It’s been about half a century since the first transplant of bone marrow from a donor to a recipient was completed. Since then, bone marrow transplantation has become an integral part of care for many patients with persistent leukemia, lymphoma, multiple myeloma and other blood cancers, as well as noncancerous blood disorders such as sickle cell disease. Specifically, we are transplanting stem cells — nascent cells with the capacity to mature into functioning blood and immune system cells — from a matched or partially matched donor into the body of a patient whose own blood-forming system has been destroyed with toxic medication to make way for a healthy new system to grow and develop.
In recent years, however, our field has expanded to include other treatments that work in similar ways as bone marrow transplantation. They are collectively known as “cellular therapies” because they do one of three things: provide healthy new cells to replace diseased cells, release an influx of specially modified immune cells to teach the body’s immune cells how to fight disease, or provide cells that connect immune cells with cancer cells they are designed to kill. Study after study has demonstrated how these approaches are extending patients’ lives. This progression of therapies is reflected in bone marrow transplant services around the country, many of which — including our own at Hackensack University Medical Center — now include the words “cellular therapy” in their names.
It is an exciting time for those of us in the stem cell transplantation and cellular therapy field. For years, we have concentrated on improving the outcomes of stem cell transplants. We have significantly improved techniques to reduce the risk of graft-versus-host disease, a potentially serious complication of transplantation that occurs when immune cells from the donor identify the tissues of the recipient as foreign and attack them, causing a host of inflammatory symptoms. We have learned which medications to give to prevent post-transplant infections such as cytomegalovirus, a common virus that can be damaging in people with compromised immune systems. We are using stem cells from umbilical cord blood to perform more transplants in adult patients. And we have matched more patients with donors by learning how to perform “haploidentical” transplants, where the patient receives a transplant from someone who is partially matched immunologically. These advances are making stem cell transplantation a safer and more effective treatment option for more patients who need them.
But where we are really seeing a revolution in care is the field of cellular therapy — particularly CAR T-cell immunotherapy. Cancer cells have found ways to escape being detected and destroyed by immune cells. Immunotherapies work by helping the immune system find and kill cancer cells.
With CAR T-cell therapy, immune cells called T cells are removed from the patient, genetically modified in a lab to recognize and attach to certain targets on cancer cells, grown to larger quantities (hundreds of millions), and returned to the patient.
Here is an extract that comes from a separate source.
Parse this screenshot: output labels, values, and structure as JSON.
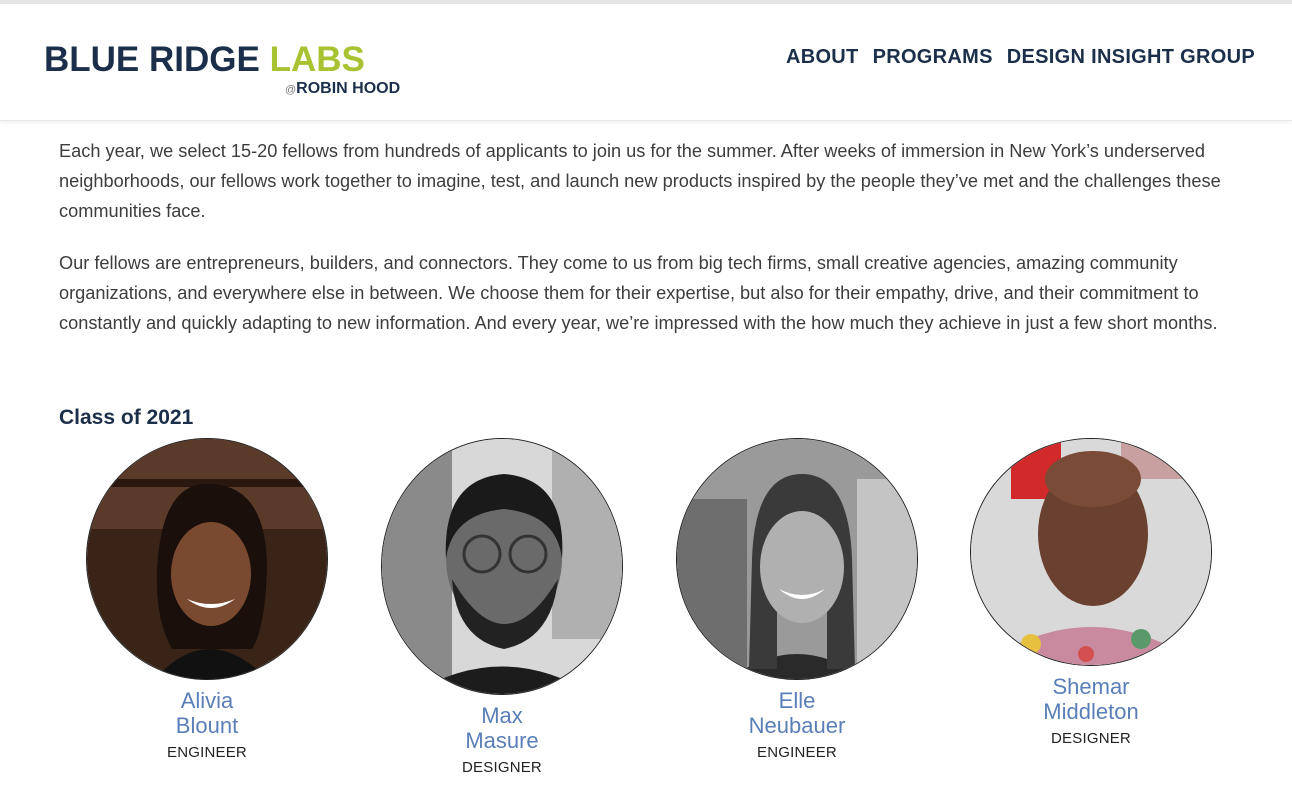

There, the modified T cells can find, bind to and kill cancer cells. The treatment is given intravenously. Long after the patient goes home, however, his or her newly educated immune cells continue to detect and destroy cancer cells, which is why this treatment is often referred to as a “living therapy.”
CAR T-cell therapies are typically administered in bone marrow transplantation units, and for good reason: Patients receive chemotherapy beforehand, which reduces the immune response. The treatment itself can cause immunologic side effects which, albeit temporary, can be severe — including high fever, body aches and chills. The administration of CAR T-cell therapies requires round-the-clock care from a specially trained and credentialed team. As bone marrow transplant specialists, our experience and knowledge of immunology enable us to recognize and manage the inflammatory complications that may result.
Current CAR T-cell therapies are FDA-approved for the treatment of recurrent or persistent diffuse B-cell lymphoma, follicular lymphoma, multiple myeloma and mantle cell lymphoma (which is a very aggressive and challenging cancer) in adults, as well as acute lymphoblastic leukemia in children and young adults up to age 25. We are intrigued by other innovative cellular therapies under study in clinical trials, such as natural killer (NK) cells and tumor-infiltrating lymphocytes (TILs). These treatments are made from a patient’s own tumor tissue, so it has already been exposed to the patient’s own immune system. Immune cells within a tumor, which on their own were unable to kill the cancer, are isolated from tumor tissue removed during surgery, modified and multiplied in a lab, and returned to the patient with other medications to boost the immune response against cancer.
Not only is the technology getting better, but the types of tumors we are treating is broadening. New CAR T-cell therapies, NK and TIL treatments, and another approach that combines CAR T-cell and NK therapies may broaden the application of these “living therapies” to patients with solid tumors, including melanoma, breast cancer and pancreatic cancer. We’re also looking at combining cellular immunotherapies with stem cell transplantation to augment the anticancer immune response even further.
Cellular therapies are truly game-changers in cancer care. It has been inspirational for us as bone marrow transplant professionals to be part of their development. What we’re witnessing now is just the tip of the iceberg. We’re only getting better at identifying the best immune cells and engineering them in the best fashion to harness the immune system in the most effective way. Discovery is exponential and the field of immunotherapy is growing at warp speed. It’s not impossible to think that we’re going to be curing cancer.
Michele Donato, MD, is chief of the Adult Stem Cell Transplantation and Cellular Therapy Program at John Theurer Cancer Center, Hackensack University Medical Center.